= Joan Moore (phytopathologist) =

British botanist (1920–1986)

F. Joan Moore, c. 1978

Frances Joan Harvey Moore, OBE (known as Joan Moore; 1920 – 28 February 1986) was a British plant pathologist, science administrator and conservationist.

== Early life and education ==
Moore went to the City of London School for Girls and Maynard School, Exeter. She attended the University College of the South West (later the University of Exeter) for a year, and in 1940 went to University College London, which had relocated to Bangor during the Second World War. She graduated in botany with an upper second in 1942.

==Career==
Moore joined the Rothamsted Experimental Station in Harpenden, Hertfordshire, as a plant pathologist immediately after graduation, at first as a voluntary assistant, joining the staff in 1944. She initially worked on eyespot disease of wheat under Mary Dilys Glynne. She then worked under S. D. Garrett on fungal rot affecting stored potatoes, receiving a PhD from Imperial College, University of London, in 1945 for this work. Her thesis was entitled "Investigations on the fungi isolated from rotting potato tubers". After completing her PhD, she returned to research under Glynne on wheat eyespot, showing that the disease had become widely distributed in the UK.

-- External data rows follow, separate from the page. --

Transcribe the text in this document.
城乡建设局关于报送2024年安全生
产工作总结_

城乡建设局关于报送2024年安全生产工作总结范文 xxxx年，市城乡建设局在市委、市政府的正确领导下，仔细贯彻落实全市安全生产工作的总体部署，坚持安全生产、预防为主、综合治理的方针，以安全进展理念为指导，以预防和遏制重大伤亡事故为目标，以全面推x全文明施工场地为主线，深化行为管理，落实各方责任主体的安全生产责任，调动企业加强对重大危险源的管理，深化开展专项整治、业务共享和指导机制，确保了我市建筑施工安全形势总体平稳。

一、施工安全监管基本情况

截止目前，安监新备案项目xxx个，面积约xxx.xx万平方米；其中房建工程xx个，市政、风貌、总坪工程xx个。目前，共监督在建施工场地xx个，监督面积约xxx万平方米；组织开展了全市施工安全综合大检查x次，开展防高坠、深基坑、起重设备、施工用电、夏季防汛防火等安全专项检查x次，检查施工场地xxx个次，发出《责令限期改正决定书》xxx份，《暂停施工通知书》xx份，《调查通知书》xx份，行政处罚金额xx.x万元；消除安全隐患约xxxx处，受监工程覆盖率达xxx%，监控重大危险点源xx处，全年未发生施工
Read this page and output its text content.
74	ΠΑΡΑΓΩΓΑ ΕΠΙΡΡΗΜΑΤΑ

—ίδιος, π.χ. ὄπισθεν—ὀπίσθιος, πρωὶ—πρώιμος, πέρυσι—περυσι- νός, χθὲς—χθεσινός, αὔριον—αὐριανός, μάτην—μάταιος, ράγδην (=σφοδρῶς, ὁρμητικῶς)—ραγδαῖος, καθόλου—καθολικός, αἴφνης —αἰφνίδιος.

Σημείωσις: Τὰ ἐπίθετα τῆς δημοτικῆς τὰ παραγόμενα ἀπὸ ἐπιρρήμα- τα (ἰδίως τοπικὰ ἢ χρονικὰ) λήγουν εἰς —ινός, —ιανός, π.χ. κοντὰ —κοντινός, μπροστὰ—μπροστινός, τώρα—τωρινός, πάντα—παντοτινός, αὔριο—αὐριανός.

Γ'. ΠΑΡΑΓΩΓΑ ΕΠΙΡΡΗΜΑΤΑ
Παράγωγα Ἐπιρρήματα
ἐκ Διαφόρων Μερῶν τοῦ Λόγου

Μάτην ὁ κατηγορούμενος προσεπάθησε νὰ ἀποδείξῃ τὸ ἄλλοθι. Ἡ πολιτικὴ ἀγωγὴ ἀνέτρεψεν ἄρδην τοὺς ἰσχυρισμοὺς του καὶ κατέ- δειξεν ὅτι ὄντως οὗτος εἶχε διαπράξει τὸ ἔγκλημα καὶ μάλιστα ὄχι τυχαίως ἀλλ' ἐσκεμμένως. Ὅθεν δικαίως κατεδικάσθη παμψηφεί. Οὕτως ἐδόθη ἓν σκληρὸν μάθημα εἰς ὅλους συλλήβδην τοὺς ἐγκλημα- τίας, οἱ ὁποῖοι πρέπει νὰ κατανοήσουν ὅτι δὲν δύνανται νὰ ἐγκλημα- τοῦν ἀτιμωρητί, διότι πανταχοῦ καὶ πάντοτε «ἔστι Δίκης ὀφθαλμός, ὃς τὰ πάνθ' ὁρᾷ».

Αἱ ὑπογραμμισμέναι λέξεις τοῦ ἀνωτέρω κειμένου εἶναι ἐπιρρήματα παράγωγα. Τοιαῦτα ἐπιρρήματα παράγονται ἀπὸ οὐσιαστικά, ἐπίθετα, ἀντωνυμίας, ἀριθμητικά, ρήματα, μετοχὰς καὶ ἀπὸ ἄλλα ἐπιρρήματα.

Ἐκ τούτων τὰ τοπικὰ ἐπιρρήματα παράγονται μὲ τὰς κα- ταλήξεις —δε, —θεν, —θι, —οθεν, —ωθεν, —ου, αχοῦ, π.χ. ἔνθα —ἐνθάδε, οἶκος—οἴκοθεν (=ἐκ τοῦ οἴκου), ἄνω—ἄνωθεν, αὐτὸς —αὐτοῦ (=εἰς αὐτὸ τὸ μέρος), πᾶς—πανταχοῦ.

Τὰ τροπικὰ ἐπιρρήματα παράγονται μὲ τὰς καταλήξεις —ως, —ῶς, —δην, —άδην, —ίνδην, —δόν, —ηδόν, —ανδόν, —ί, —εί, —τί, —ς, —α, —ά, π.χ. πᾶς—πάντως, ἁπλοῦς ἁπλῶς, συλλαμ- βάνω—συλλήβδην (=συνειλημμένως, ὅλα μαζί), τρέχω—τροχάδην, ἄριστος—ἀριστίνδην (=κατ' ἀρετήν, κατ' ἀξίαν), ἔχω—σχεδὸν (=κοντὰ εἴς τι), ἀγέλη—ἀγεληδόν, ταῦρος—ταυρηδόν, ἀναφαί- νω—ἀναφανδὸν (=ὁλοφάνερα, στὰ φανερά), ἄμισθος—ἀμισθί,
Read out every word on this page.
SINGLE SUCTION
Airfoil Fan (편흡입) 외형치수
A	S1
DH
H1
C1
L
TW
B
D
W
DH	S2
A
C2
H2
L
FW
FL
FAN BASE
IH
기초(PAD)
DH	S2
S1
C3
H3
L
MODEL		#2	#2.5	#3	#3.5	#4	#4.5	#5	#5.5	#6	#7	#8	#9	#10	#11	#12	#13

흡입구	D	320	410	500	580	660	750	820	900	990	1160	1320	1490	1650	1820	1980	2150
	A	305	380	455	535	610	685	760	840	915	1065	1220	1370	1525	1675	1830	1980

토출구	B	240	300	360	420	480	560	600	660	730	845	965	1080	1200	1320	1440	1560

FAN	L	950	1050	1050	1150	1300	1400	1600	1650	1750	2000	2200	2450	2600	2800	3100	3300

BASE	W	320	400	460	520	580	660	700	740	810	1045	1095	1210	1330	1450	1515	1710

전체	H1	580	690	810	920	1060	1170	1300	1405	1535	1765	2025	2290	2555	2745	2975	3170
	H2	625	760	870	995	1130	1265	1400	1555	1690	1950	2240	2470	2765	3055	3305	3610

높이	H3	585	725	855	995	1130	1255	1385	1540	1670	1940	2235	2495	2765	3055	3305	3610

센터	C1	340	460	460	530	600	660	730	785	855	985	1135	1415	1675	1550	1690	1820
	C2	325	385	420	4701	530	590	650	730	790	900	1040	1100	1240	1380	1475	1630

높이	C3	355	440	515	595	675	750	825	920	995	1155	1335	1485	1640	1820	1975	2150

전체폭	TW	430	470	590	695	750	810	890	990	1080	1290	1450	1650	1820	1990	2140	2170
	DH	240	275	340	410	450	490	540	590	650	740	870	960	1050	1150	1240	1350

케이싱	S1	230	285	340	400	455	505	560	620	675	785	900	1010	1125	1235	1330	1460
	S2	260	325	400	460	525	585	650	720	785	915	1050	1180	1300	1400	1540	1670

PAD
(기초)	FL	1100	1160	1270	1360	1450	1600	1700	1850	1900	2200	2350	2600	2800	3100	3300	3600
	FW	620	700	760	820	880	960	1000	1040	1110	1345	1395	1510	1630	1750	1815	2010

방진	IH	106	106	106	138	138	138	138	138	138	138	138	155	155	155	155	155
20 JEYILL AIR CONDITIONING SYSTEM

Her focus turned to administration, and in 1947 she moved to the Ministry of Agriculture Plant Pathology Laboratory, also in Harpenden, under W. C. Moore (1900–1967), as assistant mycologist and, from 1948, mycologist to the government. In this role, Moore worked across diverse areas, including the diagnosis of plant disease, seed pathology and potato wart disease, as well as guiding government policy on such matters as the import and export of plants. In 1951, as Secretary of the laboratory's Publications Sub-Committee, she was involved in the foundation of the journal Plant Pathology. She became head of the Plant Disease Assessment Section in 1964. In this role, she guided global policy on assessing disease in plants via advising the United Nations.

In 1973, she obtained a senior position within the newly created Chief Scientist's Group at the Ministry of Agriculture and Fisheries headquarters in London, where she managed ministry-funded research on arable crops and plant sciences. She retired in 1980 or 1981, and was appointed an OBE.

Moore was an active member of the Association of Applied Biologists, the Institute of Biology, and the British Mycological Society, serving as president of the British Mycological Society in 1978. She was one of the founding members of the British Society for Plant Pathology, and helped to establish the Federation of British Plant Pathologists. She served on various committees of the National Institute of Agricultural Botany from 1965, holding a position on its council from 1980 until her death. During her retirement she also worked on administering research into grassland for the Natural Environment Research Council institutes. From 1983, she chaired the UK Cereal Pathogen Virulence Survey.

==Personal life==
Moore lived for her entire adult life in Harpenden, where she was active in conservation of Harpenden Common. She was a keen gardener, and served as Honorary Vice-President of the Harpenden Horticultural Society. She never married, living until 1981 with her widowed mother.

She died on 28 February 1986, in London.